You should be used to that, Dick Marin whispered in my head. I stopped myself from shaking my head to dislodge him.
“Avery, he used it. The augment. He had it implanted.” Belling paused, licking his lips with a yellowish tongue. “And not just that: He salvaged a late-model Monk chassis and had some Techies work on it, ripping out some of the control circuitry, customizing it, and he had himself… converted.” He looked down at his stumps. “He’s not human anymore, Avery. He’s something else entirely.”
I blinked, everything going slow and quiet in my head. A Monk chassis. The Monks were the predecessors to the avatar units, developed by Dennis Squalor as the basis of his church. Squalor had killed a lot of people and forcibly converted them into Monks before I got hired to snuff him.
“Sweet hell,” I whispered, imagining that short bastard in a Monk body, hydraulic strength and computer reflexes. “Why?”
The Monks had proven to be less than immortal; a few years after
the Plague most of them were rusting hulks. But with proper maintenance, I supposed one could be made usable again. And I’d had the pleasure of being beaten to a pulp by Monks. The idea of Orel, the greatest killer in history, in one of those things was fucking horrifying.
“Why,” Belling said, his voice flat and cold. “The idiot asks why. Avery, you are a stupid brute of a man. A blunt instrument. Your continued survival is mysterious on so many levels…. He swallowed. “Why, Avery: Because Michaleen is getting old. Was getting old.” He smiled, his eyes dancing, distant. “Death comes to us all, Avery. Even you, you fucking roach, eventually. These last few years Michaleen could feel it creeping up on him, and it became a little project of his to stop it.” He sighed. “Now he has.”

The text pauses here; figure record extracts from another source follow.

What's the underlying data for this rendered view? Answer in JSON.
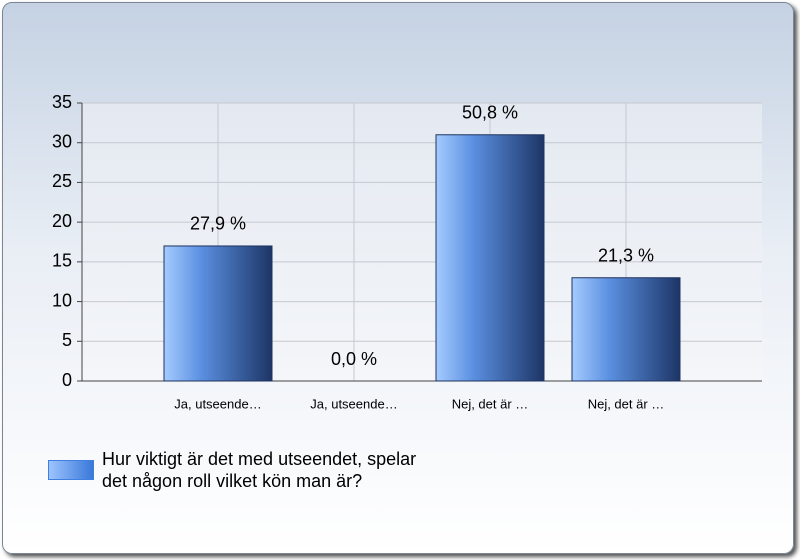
{
  "chart_data": {
    "type": "bar",
    "categories": [
      "Ja, utseende…",
      "Ja, utseende…",
      "Nej, det är …",
      "Nej, det är …"
    ],
    "series": [
      {
        "name": "Hur viktigt är det med utseendet, spelar det någon roll vilket kön man är?",
        "color": "#3f7fe0",
        "values": [
          17,
          0,
          31,
          13
        ],
        "value_labels": [
          "27,9 %",
          "0,0 %",
          "50,8 %",
          "21,3 %"
        ]
      }
    ],
    "ylim": [
      0,
      35
    ],
    "yticks": [
      0,
      5,
      10,
      15,
      20,
      25,
      30,
      35
    ],
    "grid": true,
    "legend": "bottom-left"
  }
}
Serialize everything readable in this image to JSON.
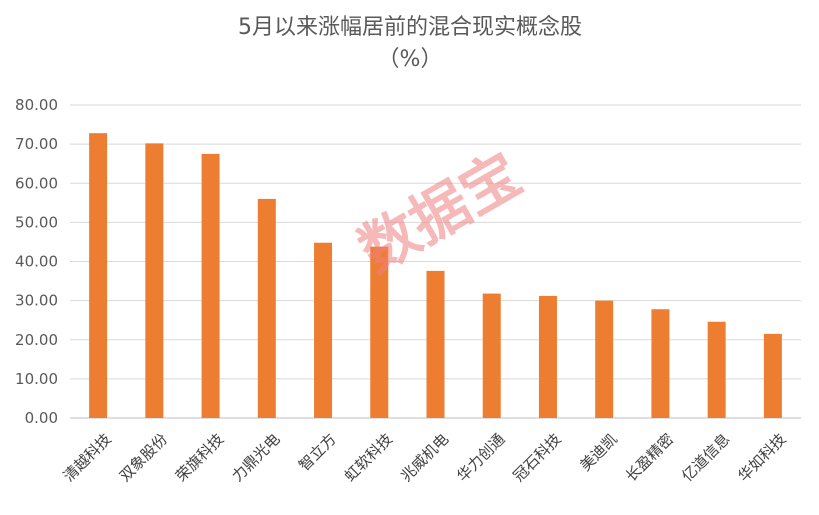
{
  "chart_data": {
    "type": "bar",
    "title": "5月以来涨幅居前的混合现实概念股",
    "subtitle": "（%）",
    "categories": [
      "清越科技",
      "双象股份",
      "荣旗科技",
      "力鼎光电",
      "智立方",
      "虹软科技",
      "兆威机电",
      "华力创通",
      "冠石科技",
      "美迪凯",
      "长盈精密",
      "亿道信息",
      "华如科技"
    ],
    "values": [
      72.8,
      70.2,
      67.5,
      56.0,
      44.8,
      43.8,
      37.6,
      31.8,
      31.2,
      30.0,
      27.8,
      24.6,
      21.5
    ],
    "yticks": [
      "0.00",
      "10.00",
      "20.00",
      "30.00",
      "40.00",
      "50.00",
      "60.00",
      "70.00",
      "80.00"
    ],
    "ylim": [
      0,
      80
    ],
    "grid": true,
    "bar_color": "#ED7D31",
    "watermark": "数据宝"
  }
}
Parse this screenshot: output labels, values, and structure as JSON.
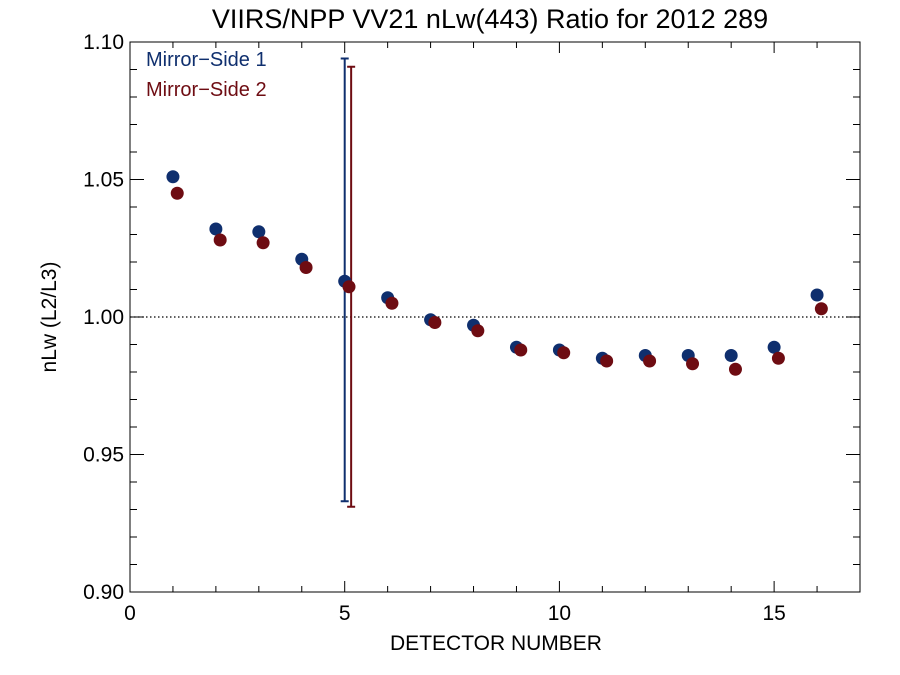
{
  "chart_data": {
    "type": "scatter",
    "title": "VIIRS/NPP VV21 nLw(443) Ratio for 2012 289",
    "xlabel": "DETECTOR NUMBER",
    "ylabel": "nLw (L2/L3)",
    "xlim": [
      0,
      17
    ],
    "ylim": [
      0.9,
      1.1
    ],
    "x_ticks": [
      0,
      5,
      10,
      15
    ],
    "x_tick_labels": [
      "0",
      "5",
      "10",
      "15"
    ],
    "y_ticks": [
      0.9,
      0.95,
      1.0,
      1.05,
      1.1
    ],
    "y_tick_labels": [
      "0.90",
      "0.95",
      "1.00",
      "1.05",
      "1.10"
    ],
    "reference_line": 1.0,
    "legend_position": "top-left",
    "series": [
      {
        "name": "Mirror−Side 1",
        "color": "#0f2f6e",
        "x": [
          1,
          2,
          3,
          4,
          5,
          6,
          7,
          8,
          9,
          10,
          11,
          12,
          13,
          14,
          15,
          16
        ],
        "values": [
          1.051,
          1.032,
          1.031,
          1.021,
          1.013,
          1.007,
          0.999,
          0.997,
          0.989,
          0.988,
          0.985,
          0.986,
          0.986,
          0.986,
          0.989,
          1.008
        ],
        "errorbar": {
          "x": 5,
          "low": 0.933,
          "high": 1.094
        }
      },
      {
        "name": "Mirror−Side 2",
        "color": "#6e0c12",
        "x": [
          1.1,
          2.1,
          3.1,
          4.1,
          5.1,
          6.1,
          7.1,
          8.1,
          9.1,
          10.1,
          11.1,
          12.1,
          13.1,
          14.1,
          15.1,
          16.1
        ],
        "values": [
          1.045,
          1.028,
          1.027,
          1.018,
          1.011,
          1.005,
          0.998,
          0.995,
          0.988,
          0.987,
          0.984,
          0.984,
          0.983,
          0.981,
          0.985,
          1.003
        ],
        "errorbar": {
          "x": 5.15,
          "low": 0.931,
          "high": 1.091
        }
      }
    ]
  }
}
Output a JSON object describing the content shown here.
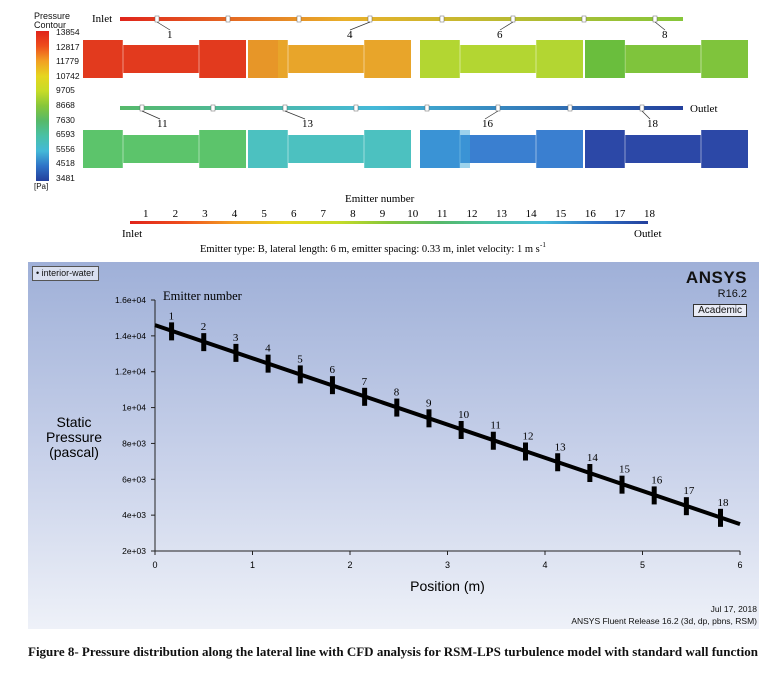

I stepped closer to the bed and pulled the plastic chair away from the wall, spun it around, and sat down with its cracked back against my chest, my arms hanging over, the gun pointed at the floor. “Wallace,” I said slowly, trying to sort through it all. None of my scenarios for murdering Belling had involved a fucking mercy killing. “Where is Michaleen?”
Michaleen Garda, Cainnic Orel—the same man. I’d wondered, sometimes, which one of his names was really his, but it didn’t matter. Short little man, looked old and fat, but quick, like a dancer, and stronger than he looked. And he’d been three steps ahead of me ever since I’d decided to kill him.
I looked up as a wheezing, sawing sound filled the air. Belling was laughing at me, his corpselike body hunched up and shivering with mirth.
“Oh, goodness, Avery, I do apologize,” he said, sucking in breaths that looked painful. “You’re not planning to go after Mickey? Oh, my dear boy—you were no match for him years ago, when you were thirty years younger than him and he wasn’t a demigod in silicone and Kevlar.” He looked at me, his dried yellow eyes like smoldering coals, sick and hot. “You’re no match for him, Mr. Cates. He’s been fucking with you for so long, and you know only the half of it.”